Press photo by Maria Chaves from DJ Dolores official site

 

Auktyon

 

Auktyon Joe's Pub from Auktuon's official website - Live at Joe's Pub


Auktyon started gigging in 1983 in Leninigrad. The world has changed alot since, for one the iron curtain has fallen. The band's line up has been pretty stable considering. However, unfortunately GlobalFEST will be their first tour date since losing percussionist Pavel Litvinov who died of a stroke December 15th.
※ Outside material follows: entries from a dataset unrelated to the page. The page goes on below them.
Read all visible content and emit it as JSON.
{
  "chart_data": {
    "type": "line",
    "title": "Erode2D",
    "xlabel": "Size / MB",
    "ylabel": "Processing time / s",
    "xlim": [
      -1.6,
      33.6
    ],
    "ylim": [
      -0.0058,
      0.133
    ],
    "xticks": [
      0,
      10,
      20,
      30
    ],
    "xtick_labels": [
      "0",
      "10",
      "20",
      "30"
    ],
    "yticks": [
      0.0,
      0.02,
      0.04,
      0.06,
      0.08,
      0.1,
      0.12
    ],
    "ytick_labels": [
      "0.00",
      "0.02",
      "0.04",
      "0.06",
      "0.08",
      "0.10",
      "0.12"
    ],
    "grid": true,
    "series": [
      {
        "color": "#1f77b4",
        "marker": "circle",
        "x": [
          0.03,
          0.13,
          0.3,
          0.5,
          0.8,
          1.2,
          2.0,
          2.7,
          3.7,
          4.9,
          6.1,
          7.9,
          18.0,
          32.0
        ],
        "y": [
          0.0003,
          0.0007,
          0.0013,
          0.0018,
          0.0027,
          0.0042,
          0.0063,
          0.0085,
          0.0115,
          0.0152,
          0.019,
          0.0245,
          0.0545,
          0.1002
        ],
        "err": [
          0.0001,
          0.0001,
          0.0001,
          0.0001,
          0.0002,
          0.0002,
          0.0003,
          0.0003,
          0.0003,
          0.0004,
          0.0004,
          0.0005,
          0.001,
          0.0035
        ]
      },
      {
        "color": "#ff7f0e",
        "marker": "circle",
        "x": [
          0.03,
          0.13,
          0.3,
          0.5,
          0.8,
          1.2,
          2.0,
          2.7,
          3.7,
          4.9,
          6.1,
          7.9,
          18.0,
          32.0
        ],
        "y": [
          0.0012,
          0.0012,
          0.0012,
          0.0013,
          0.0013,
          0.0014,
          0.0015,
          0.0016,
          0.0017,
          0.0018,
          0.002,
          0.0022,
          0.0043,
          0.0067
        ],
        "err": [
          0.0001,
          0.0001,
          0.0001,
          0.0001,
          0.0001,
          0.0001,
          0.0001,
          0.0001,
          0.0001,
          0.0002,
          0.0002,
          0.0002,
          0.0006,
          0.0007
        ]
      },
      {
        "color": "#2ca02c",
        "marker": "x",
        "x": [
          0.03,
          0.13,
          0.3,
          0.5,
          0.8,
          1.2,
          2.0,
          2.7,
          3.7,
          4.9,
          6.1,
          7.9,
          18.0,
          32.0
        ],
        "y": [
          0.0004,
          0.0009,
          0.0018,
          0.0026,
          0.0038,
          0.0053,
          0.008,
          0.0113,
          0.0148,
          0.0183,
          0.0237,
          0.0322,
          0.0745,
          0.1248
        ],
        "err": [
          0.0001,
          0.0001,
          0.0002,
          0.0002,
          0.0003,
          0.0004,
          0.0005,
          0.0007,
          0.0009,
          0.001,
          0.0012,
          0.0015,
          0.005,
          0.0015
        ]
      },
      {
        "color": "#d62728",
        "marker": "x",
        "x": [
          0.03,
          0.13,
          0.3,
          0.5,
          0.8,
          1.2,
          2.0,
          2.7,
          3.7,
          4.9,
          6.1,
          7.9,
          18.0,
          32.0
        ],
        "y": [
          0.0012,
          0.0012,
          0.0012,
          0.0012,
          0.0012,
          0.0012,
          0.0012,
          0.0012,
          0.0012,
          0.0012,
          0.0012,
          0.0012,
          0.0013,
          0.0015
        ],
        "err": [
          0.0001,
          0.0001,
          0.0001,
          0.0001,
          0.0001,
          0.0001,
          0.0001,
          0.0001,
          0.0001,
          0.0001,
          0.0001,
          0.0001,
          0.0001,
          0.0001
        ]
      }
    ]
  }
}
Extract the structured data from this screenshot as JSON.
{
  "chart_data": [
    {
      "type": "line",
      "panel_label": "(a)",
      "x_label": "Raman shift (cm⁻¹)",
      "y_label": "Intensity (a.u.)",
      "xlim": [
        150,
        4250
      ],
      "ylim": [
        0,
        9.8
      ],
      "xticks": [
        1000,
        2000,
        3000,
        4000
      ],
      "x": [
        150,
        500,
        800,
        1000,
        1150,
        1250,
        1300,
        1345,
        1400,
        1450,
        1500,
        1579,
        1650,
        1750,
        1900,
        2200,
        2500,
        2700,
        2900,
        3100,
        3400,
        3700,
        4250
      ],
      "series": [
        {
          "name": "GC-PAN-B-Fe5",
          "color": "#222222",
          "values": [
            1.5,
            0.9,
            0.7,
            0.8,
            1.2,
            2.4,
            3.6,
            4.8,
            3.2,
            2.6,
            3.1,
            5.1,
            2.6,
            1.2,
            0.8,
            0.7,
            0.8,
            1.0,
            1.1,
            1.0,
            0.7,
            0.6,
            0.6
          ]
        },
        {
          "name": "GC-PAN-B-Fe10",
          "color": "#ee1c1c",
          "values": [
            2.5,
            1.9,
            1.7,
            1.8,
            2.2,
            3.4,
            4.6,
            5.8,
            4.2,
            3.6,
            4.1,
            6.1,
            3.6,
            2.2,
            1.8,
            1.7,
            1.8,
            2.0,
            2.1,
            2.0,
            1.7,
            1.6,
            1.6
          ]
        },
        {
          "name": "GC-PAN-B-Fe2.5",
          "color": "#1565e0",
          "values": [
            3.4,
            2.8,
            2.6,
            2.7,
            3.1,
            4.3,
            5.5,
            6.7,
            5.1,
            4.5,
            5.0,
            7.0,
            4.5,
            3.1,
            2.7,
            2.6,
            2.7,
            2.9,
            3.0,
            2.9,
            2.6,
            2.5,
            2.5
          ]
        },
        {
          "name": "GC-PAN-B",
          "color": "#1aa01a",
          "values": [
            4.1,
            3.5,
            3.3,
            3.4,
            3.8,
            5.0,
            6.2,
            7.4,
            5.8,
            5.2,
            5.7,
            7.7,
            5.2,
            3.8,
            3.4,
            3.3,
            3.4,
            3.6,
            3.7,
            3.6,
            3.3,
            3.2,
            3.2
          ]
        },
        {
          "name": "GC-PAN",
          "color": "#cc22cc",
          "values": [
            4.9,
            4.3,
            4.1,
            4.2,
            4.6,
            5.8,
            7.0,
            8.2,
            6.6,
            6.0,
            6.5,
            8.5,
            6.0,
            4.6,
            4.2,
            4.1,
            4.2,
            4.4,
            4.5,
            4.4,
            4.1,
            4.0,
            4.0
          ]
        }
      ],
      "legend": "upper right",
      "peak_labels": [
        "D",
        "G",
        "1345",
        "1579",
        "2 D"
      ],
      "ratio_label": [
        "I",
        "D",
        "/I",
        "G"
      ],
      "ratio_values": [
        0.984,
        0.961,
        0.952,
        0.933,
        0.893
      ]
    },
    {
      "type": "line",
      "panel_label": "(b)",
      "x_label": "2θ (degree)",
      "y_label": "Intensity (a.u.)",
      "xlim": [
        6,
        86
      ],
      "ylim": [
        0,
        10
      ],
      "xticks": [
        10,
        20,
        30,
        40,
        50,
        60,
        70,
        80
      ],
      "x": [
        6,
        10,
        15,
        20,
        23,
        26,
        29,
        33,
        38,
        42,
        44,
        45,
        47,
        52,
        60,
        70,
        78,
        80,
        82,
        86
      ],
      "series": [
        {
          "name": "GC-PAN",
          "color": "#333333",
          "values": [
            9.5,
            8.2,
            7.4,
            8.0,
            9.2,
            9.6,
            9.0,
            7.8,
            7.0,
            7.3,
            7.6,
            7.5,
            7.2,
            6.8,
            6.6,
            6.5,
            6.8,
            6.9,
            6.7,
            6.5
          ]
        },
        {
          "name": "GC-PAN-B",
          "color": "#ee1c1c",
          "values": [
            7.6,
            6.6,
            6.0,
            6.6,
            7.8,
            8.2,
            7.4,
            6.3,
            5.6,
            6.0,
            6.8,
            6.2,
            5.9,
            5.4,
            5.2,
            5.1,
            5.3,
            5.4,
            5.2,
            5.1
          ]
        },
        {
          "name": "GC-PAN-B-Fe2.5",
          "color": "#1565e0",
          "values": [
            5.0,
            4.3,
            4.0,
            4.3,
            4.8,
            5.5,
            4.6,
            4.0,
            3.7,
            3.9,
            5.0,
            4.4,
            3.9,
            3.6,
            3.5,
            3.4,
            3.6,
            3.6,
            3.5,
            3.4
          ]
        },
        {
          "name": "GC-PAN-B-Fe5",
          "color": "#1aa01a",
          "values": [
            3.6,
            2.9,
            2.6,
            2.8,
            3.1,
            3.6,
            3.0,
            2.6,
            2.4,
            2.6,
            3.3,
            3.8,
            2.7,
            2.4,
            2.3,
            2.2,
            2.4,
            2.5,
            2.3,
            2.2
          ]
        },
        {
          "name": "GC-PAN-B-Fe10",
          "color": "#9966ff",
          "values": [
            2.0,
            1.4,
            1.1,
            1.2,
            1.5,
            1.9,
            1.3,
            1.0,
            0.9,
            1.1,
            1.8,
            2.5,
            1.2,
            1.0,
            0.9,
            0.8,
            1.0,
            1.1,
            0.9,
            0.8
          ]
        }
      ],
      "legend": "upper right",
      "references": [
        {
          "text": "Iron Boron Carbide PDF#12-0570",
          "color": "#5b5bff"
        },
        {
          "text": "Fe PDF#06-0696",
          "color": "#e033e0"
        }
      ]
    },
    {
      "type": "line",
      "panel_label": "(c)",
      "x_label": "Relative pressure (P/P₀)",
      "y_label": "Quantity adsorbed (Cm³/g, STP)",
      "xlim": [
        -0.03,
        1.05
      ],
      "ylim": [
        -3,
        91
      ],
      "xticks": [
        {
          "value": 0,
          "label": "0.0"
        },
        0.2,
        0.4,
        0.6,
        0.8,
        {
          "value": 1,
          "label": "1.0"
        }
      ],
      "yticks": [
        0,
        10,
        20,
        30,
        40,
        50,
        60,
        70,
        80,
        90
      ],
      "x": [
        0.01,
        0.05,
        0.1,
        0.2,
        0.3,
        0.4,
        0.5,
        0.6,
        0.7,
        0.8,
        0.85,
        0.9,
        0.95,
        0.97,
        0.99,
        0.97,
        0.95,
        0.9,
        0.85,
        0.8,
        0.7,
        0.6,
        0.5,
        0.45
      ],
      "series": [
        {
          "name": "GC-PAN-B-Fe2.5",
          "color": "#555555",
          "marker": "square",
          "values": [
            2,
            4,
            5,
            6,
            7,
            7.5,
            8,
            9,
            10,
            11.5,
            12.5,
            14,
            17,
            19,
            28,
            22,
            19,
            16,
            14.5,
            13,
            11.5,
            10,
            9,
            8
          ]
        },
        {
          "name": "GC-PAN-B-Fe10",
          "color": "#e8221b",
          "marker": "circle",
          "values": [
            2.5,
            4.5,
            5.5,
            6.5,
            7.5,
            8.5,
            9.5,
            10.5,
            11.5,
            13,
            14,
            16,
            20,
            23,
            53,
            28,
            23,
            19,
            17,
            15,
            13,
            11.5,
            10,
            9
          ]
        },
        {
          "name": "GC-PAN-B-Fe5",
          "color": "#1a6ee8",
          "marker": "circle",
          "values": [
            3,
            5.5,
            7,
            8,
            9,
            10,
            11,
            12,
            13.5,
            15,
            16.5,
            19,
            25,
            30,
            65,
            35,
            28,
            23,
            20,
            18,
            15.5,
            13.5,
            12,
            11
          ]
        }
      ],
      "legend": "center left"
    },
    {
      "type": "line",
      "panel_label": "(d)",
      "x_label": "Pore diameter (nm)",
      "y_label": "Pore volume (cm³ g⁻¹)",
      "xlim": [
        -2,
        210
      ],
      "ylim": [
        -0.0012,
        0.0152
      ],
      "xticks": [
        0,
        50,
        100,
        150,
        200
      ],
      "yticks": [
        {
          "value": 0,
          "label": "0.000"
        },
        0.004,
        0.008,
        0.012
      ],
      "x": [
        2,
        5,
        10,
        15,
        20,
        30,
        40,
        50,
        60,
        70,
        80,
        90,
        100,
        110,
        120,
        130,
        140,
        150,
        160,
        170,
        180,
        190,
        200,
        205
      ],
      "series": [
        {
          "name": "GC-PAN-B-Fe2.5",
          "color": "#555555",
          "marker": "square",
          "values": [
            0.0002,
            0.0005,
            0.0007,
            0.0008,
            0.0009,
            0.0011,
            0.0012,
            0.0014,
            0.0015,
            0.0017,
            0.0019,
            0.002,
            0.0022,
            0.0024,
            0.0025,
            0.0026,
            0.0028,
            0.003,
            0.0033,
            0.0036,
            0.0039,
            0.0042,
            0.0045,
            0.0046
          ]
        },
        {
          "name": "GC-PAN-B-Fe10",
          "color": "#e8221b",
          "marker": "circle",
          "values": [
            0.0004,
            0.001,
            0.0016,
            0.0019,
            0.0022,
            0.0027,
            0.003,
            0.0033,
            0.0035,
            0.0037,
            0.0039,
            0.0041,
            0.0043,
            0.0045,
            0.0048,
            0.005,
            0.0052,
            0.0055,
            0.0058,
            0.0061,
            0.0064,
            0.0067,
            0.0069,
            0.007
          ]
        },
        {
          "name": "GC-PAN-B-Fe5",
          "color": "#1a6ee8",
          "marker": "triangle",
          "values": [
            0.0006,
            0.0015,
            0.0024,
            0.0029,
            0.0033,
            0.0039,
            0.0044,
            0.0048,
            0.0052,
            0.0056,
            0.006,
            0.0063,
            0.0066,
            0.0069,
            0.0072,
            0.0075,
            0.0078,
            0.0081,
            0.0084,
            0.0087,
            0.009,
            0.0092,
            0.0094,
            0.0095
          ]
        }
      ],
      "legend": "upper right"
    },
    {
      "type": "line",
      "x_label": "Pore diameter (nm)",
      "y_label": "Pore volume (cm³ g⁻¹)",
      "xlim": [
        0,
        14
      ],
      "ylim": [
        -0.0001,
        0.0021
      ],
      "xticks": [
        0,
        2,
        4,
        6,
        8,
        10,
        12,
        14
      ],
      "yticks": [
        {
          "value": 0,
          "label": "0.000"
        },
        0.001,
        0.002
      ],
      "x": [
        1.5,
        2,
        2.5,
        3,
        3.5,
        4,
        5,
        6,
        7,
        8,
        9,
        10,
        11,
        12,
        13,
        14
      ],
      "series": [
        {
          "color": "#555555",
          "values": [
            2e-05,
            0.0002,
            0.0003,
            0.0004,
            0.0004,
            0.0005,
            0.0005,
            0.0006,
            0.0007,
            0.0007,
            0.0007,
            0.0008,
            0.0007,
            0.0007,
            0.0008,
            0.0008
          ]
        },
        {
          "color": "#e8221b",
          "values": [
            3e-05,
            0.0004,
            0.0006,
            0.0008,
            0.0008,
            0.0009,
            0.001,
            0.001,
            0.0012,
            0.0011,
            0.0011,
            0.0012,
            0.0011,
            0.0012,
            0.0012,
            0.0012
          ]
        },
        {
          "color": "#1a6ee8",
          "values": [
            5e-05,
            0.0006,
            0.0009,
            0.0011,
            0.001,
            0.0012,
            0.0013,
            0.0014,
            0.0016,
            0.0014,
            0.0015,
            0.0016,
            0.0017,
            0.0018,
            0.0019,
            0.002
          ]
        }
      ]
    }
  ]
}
Since 1986 the group has released 9 Auktyon albums and numerous other collaborations.  To better grasp their sound, start with subversive punk, personality of the band... mix in the dizzying array of instruments and musical sources and you have a sound, unforgettable, while defying categorization.

Zach Dundas writing in Willamette Week Online describes the band's show: "Auktyon's music put a hot iron to most of the hundred or so crowded into the narrow Persian-themed club as the final witching hour of North by Northwest 2000 passed. Spirals of maniacal horns, a thunder of drums and guttural vocals spun from the stage. Auktyon first formed in the days when deviant music was anathema to the rusting Empire that still believed it was Building Socialism. After decades of fighting like blood-hungry pit bulls for the right to shriek, these eight guys turned everything loose in a cacophonous victory rite."

Auktyon band is:

Leonid Fyodorov - vocals, guitar, percussion
Oleg Garkusha - show, declamation, vocals
Viktor Bondarik - bass
Dmitry Ozersky - keyboard, percussion, trumpet
Nikolay Rubanov - saxophones, bass-clarinet, jaleika
Boris Shaveinikov - drums, percussion
Pavel Litvinov - percussion
Mikhail Kolovsky - tube, trumpet
Mikhail Rappoport - sound engineer

 

Auktyon Joe's Pub from Auktuon's official website

The Auktyon website is at: www.auktyon.com

 

Keren Ann

Keren Ann photo courtesy Metro Blue-Blue Note

Keren Ann makes sublime music in the singer-songwriter tradition and is able to draws listeners into an intimate world where she is a master of her craft.  She performs a collection of quiet, reflective songs influenced by Bob Dylan, Suzanne Vega, Russian literature and Jewish folk music.  Her compositions are diverse, multi-textured soundscapes that, when performed live, should fare well at smaller venues.  Keren Ann will be showcasing her most recent release, Nolita, follows the well received American debut Not Going Anywhere.  Although we missed her on her US debut, we look forward to catching Keren Ann live at Global Fest 2006.